An important requirement for the damage modeling process was the availability of a suitable system model that allows input variations of health related parameters and recording of the resulting output sensor measurements. The recently released C-MAPSS (Commercial Modular Aero- Propulsion System Simulation) meets these requirements and was chosen for this work.
C-MAPSS is a tool for simulating a realistic large commercial turbofan engine.

A layout showing various modules and their connections as modeled in the simulation.

![A layout showing various modules and their connections as modeled in the simulation.jpg](attachment:ff1c6bab-cc3f-4a83-a7fb-59ffb9f795c3.jpg)

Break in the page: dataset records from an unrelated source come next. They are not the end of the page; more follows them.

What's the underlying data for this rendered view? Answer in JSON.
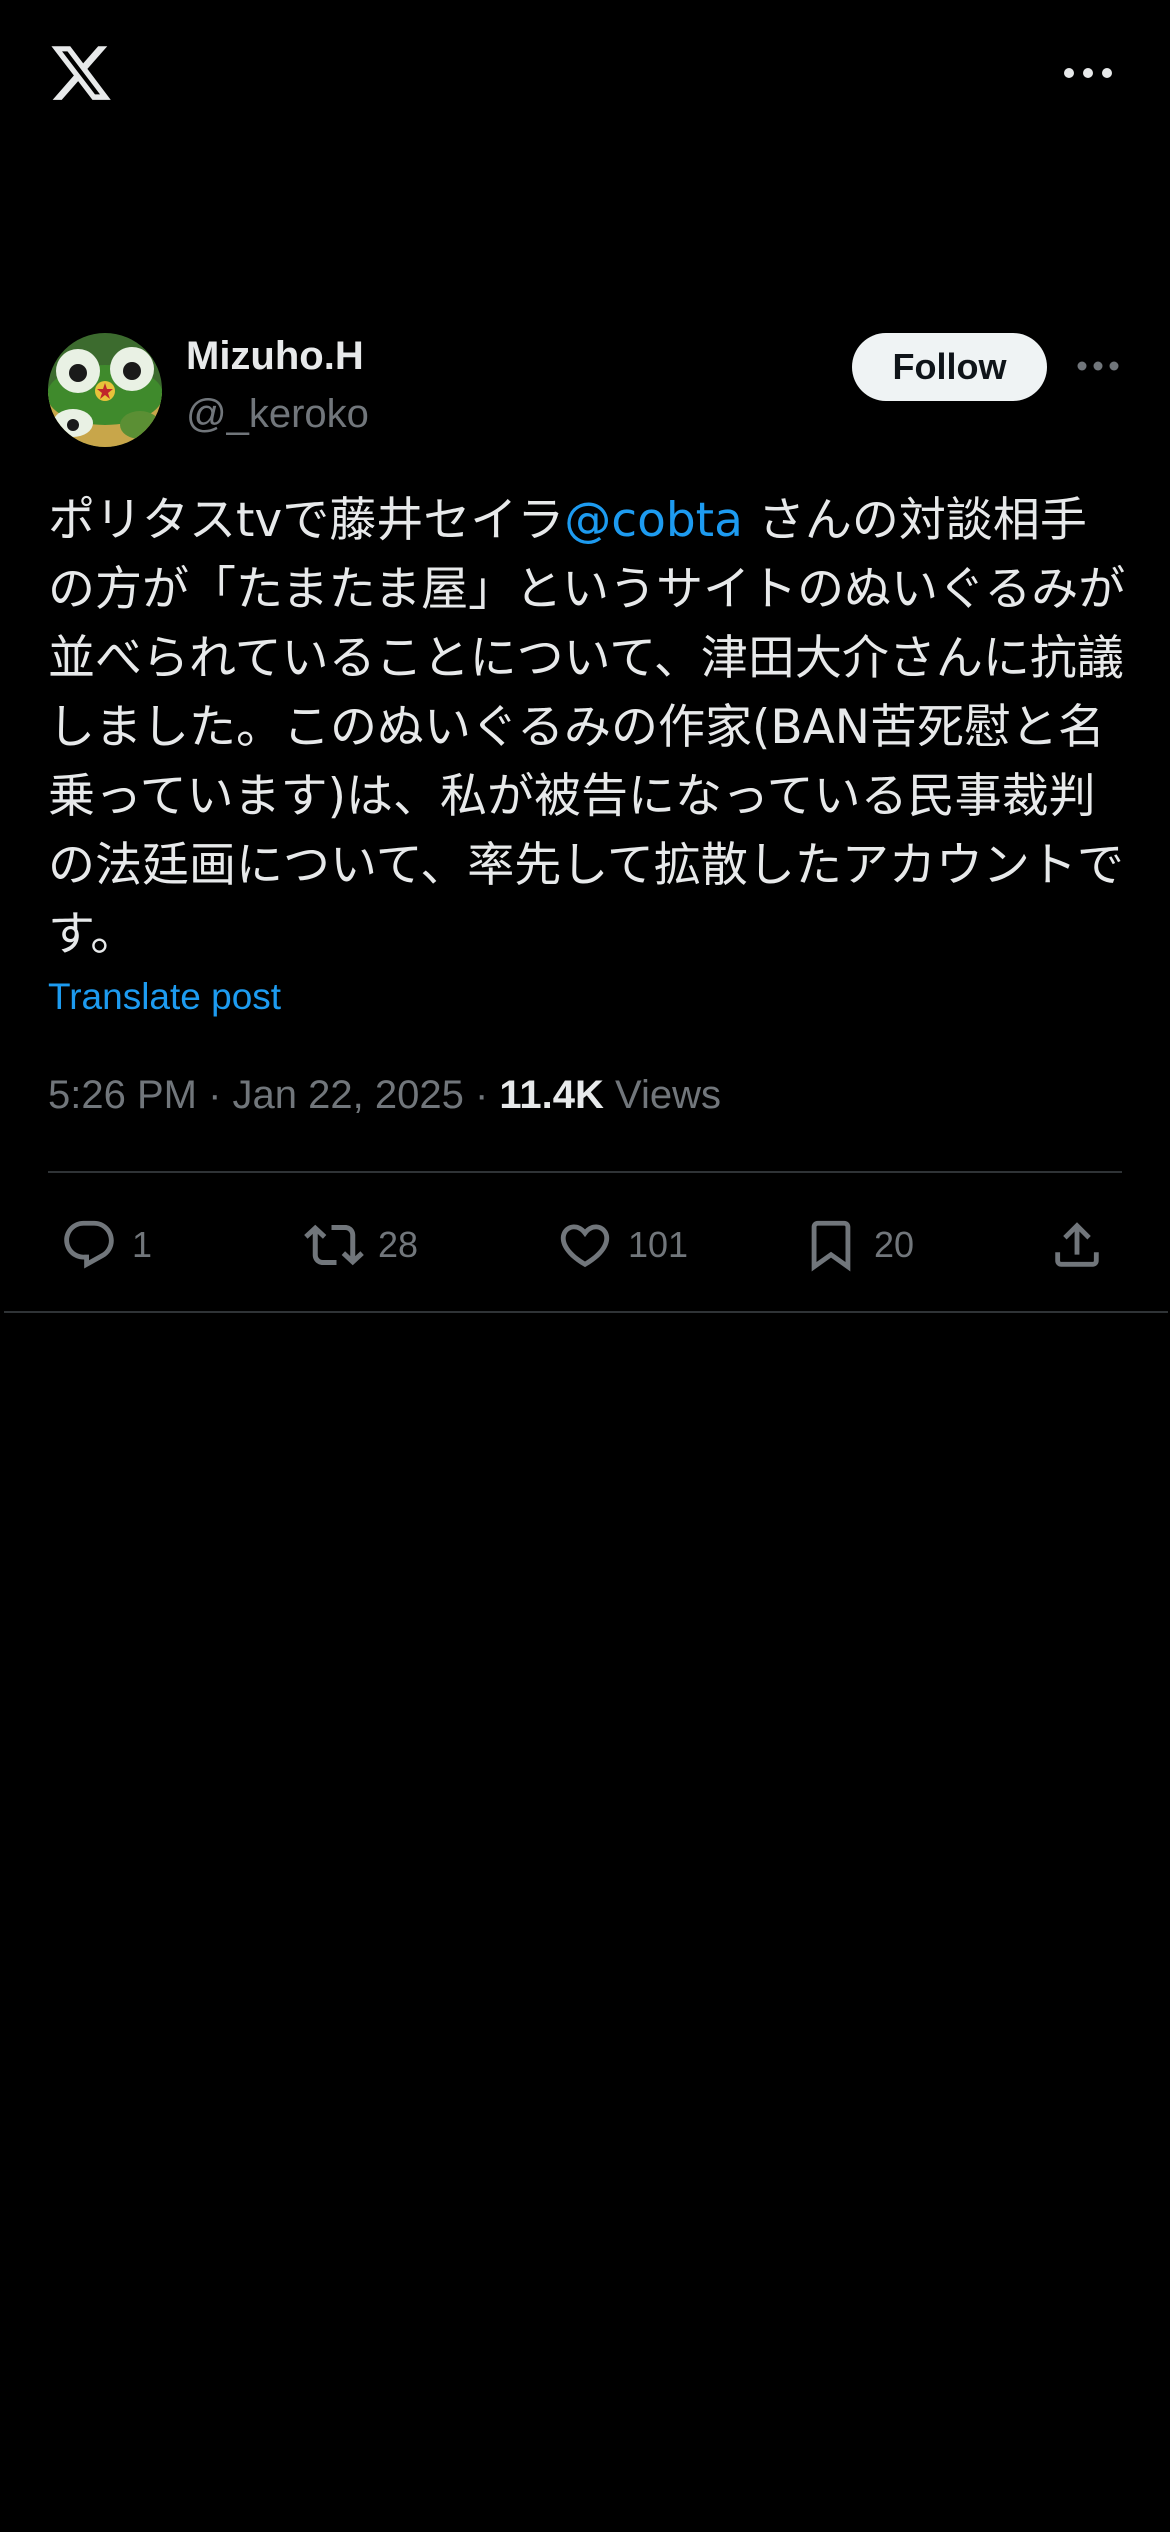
{
  "app": {
    "logo_icon": "x-logo-icon",
    "more_icon": "more-horizontal-icon"
  },
  "post": {
    "author": {
      "display_name": "Mizuho.H",
      "handle": "@_keroko",
      "avatar_icon": "avatar-frog-image"
    },
    "follow_label": "Follow",
    "text_before_mention": "ポリタスtvで藤井セイラ",
    "mention": "@cobta",
    "text_after_mention": " さんの対談相手の方が「たまたま屋」というサイトのぬいぐるみが並べられていることについて、津田大介さんに抗議しました。このぬいぐるみの作家(BAN苦死慰と名乗っています)は、私が被告になっている民事裁判の法廷画について、率先して拡散したアカウントです。",
    "translate_label": "Translate post",
    "time": "5:26 PM",
    "separator": " · ",
    "date": "Jan 22, 2025",
    "views_count": "11.4K",
    "views_label": " Views",
    "actions": {
      "replies": "1",
      "reposts": "28",
      "likes": "101",
      "bookmarks": "20"
    }
  },
  "colors": {
    "background": "#000000",
    "text_primary": "#e7e9ea",
    "text_secondary": "#71767b",
    "accent": "#1d9bf0",
    "divider": "#2f3336",
    "follow_bg": "#eff3f4"
  }
}
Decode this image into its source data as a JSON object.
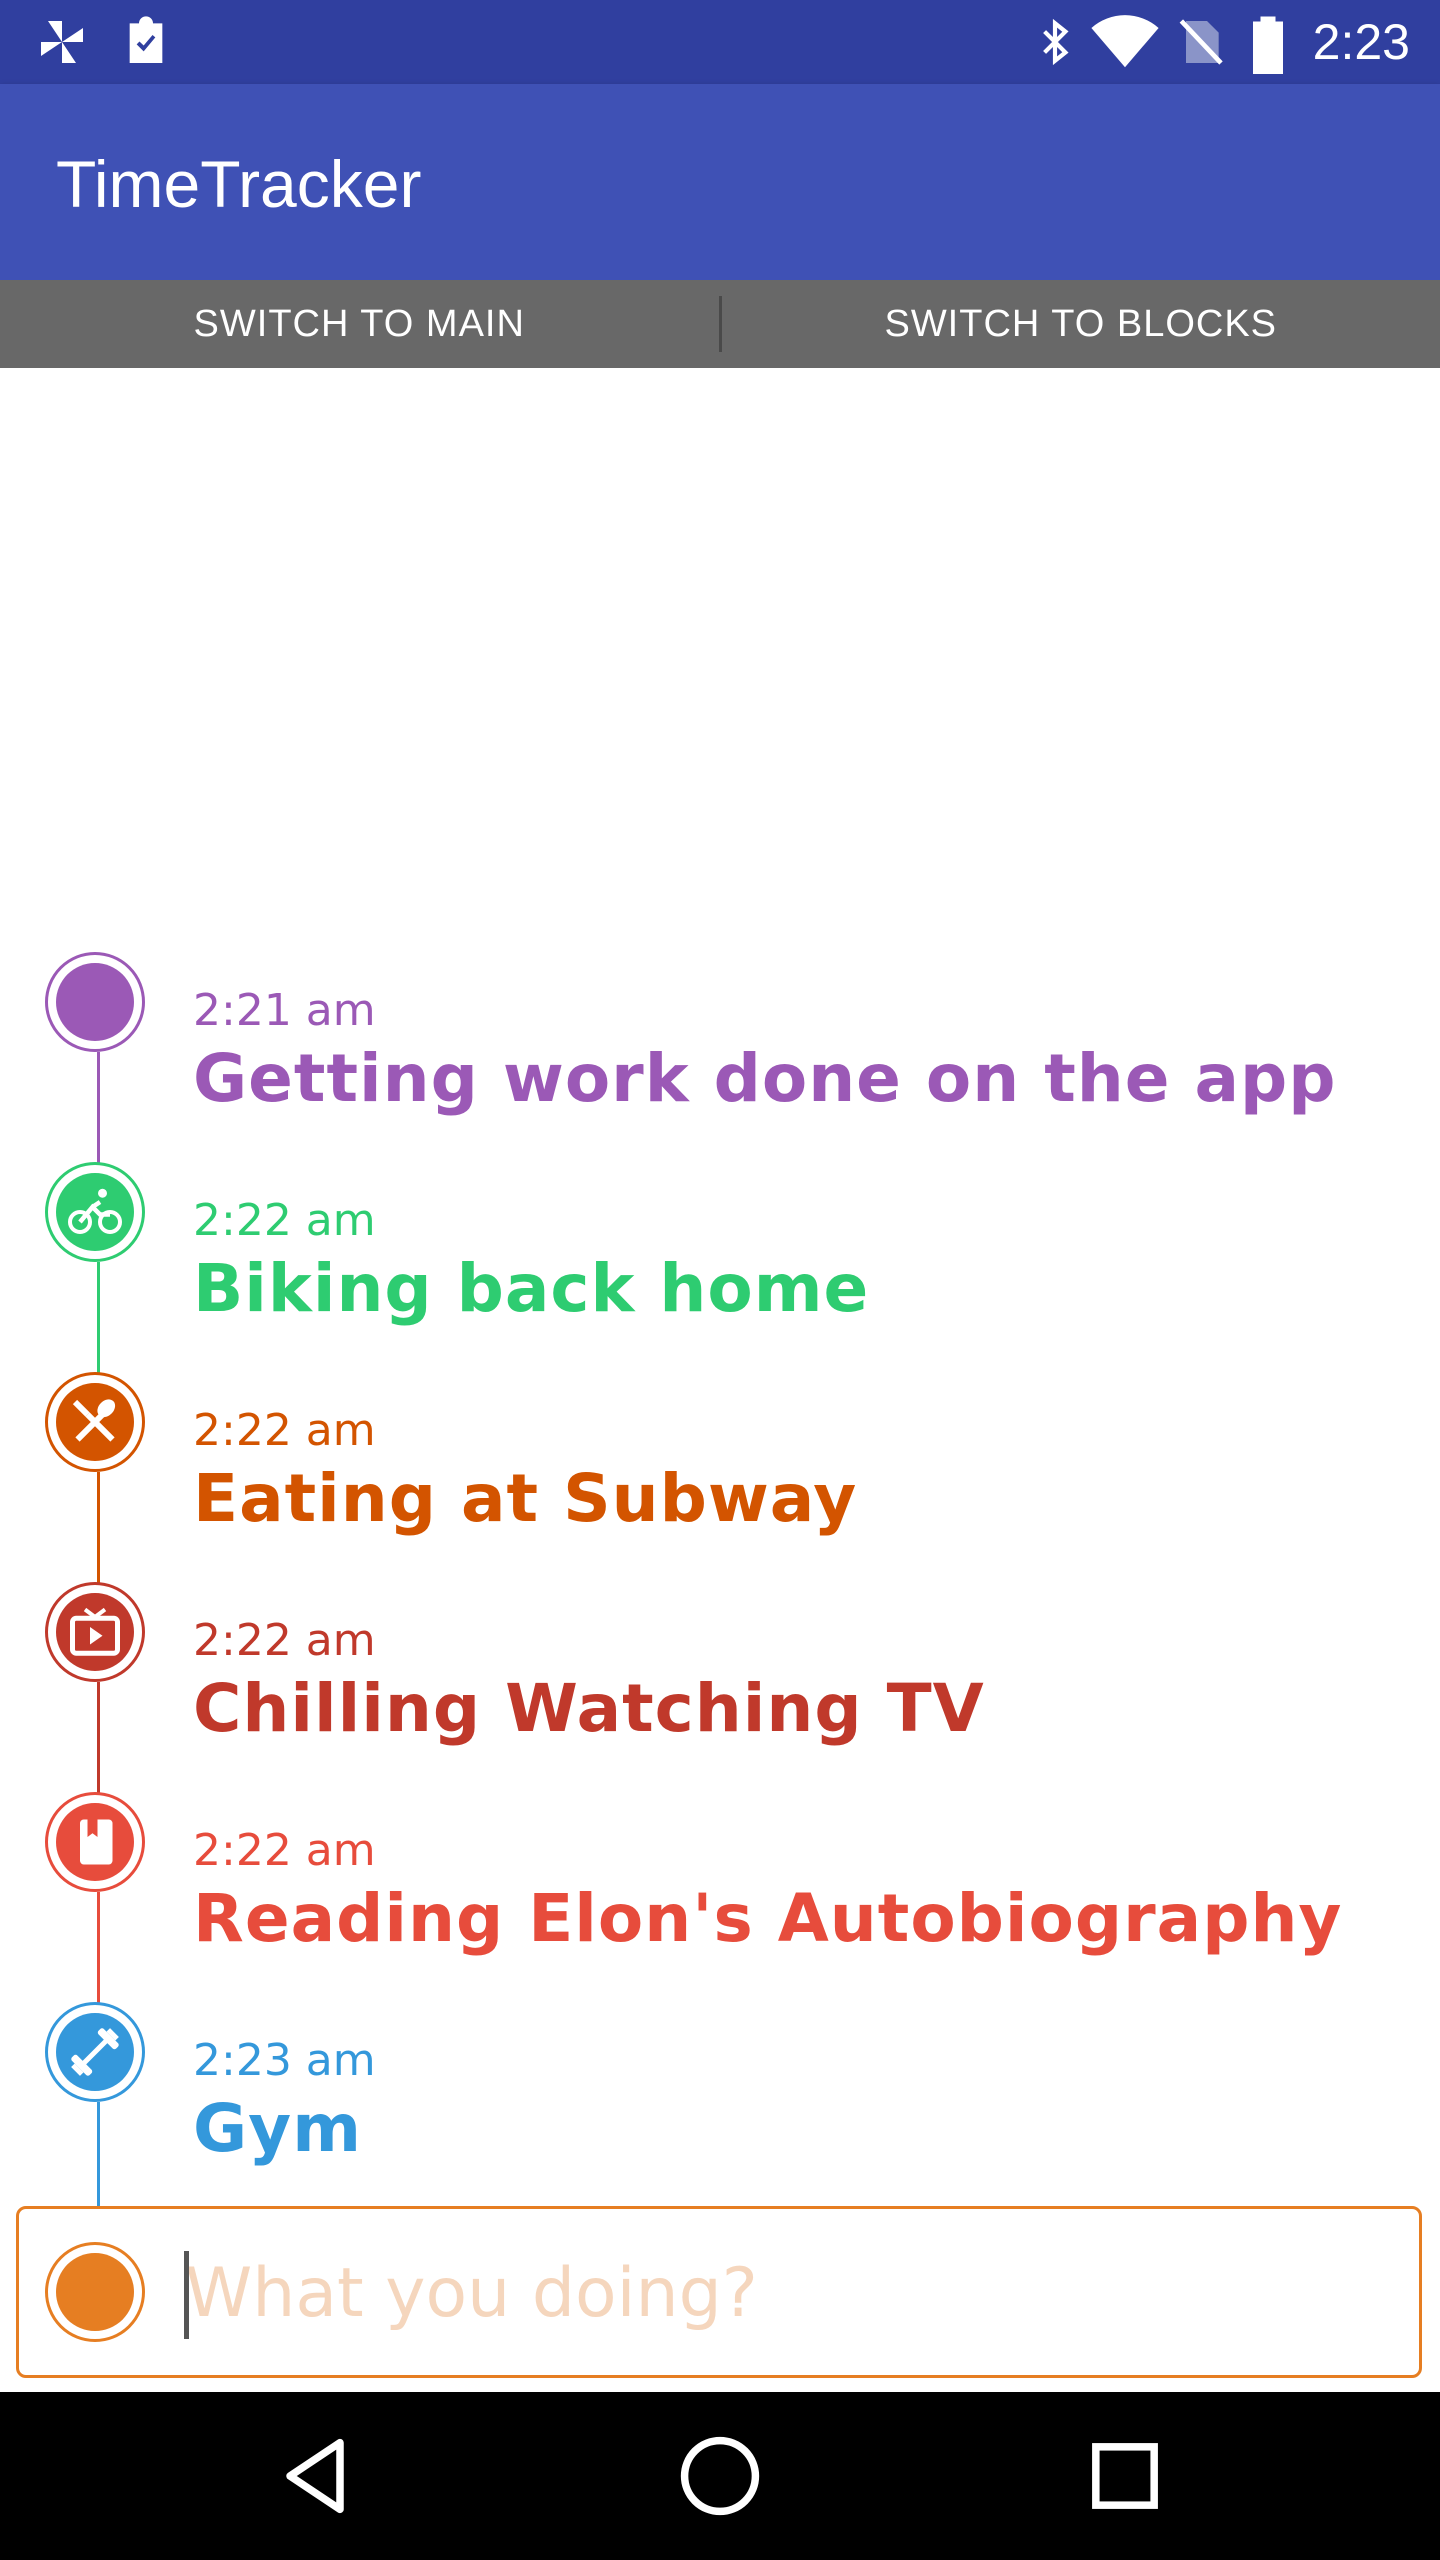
{
  "status_bar": {
    "time": "2:23",
    "icons": [
      "pinwheel-icon",
      "clipboard-check-icon",
      "bluetooth-icon",
      "wifi-icon",
      "no-sim-icon",
      "battery-icon"
    ]
  },
  "app_bar": {
    "title": "TimeTracker"
  },
  "switch_bar": {
    "main_label": "SWITCH TO MAIN",
    "blocks_label": "SWITCH TO BLOCKS"
  },
  "entries": [
    {
      "time": "2:21 am",
      "label": "Getting work done on the app",
      "color": "#9b59b6",
      "icon": "dot-icon"
    },
    {
      "time": "2:22 am",
      "label": "Biking back home",
      "color": "#2ecc71",
      "icon": "bike-icon"
    },
    {
      "time": "2:22 am",
      "label": "Eating at Subway",
      "color": "#d35400",
      "icon": "utensils-icon"
    },
    {
      "time": "2:22 am",
      "label": "Chilling Watching TV",
      "color": "#c0392b",
      "icon": "tv-icon"
    },
    {
      "time": "2:22 am",
      "label": "Reading Elon's Autobiography",
      "color": "#e74c3c",
      "icon": "book-icon"
    },
    {
      "time": "2:23 am",
      "label": "Gym",
      "color": "#3498db",
      "icon": "dumbbell-icon"
    }
  ],
  "input": {
    "placeholder": "What you doing?",
    "value": "",
    "color": "#e67e22"
  },
  "nav_bar": {
    "buttons": [
      "back-icon",
      "home-icon",
      "recents-icon"
    ]
  }
}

A low pressure compressor (LPC) and high pressure compressor (HPC) supply compressed high temperature, high pressure gases to the combustor. Low pressure turbine (LPT) can decelerate and pressurize air to improve the chemical energy conversion efficiency of aviation kerosene. High pressure turbines (HPT) generate mechanical energy by using high temperature and high pressure gas strike turbine blades. Low-pressure rotor (N1), high-pressure rotor (N2), and nozzle guarantee the combustion efficiency of the engine.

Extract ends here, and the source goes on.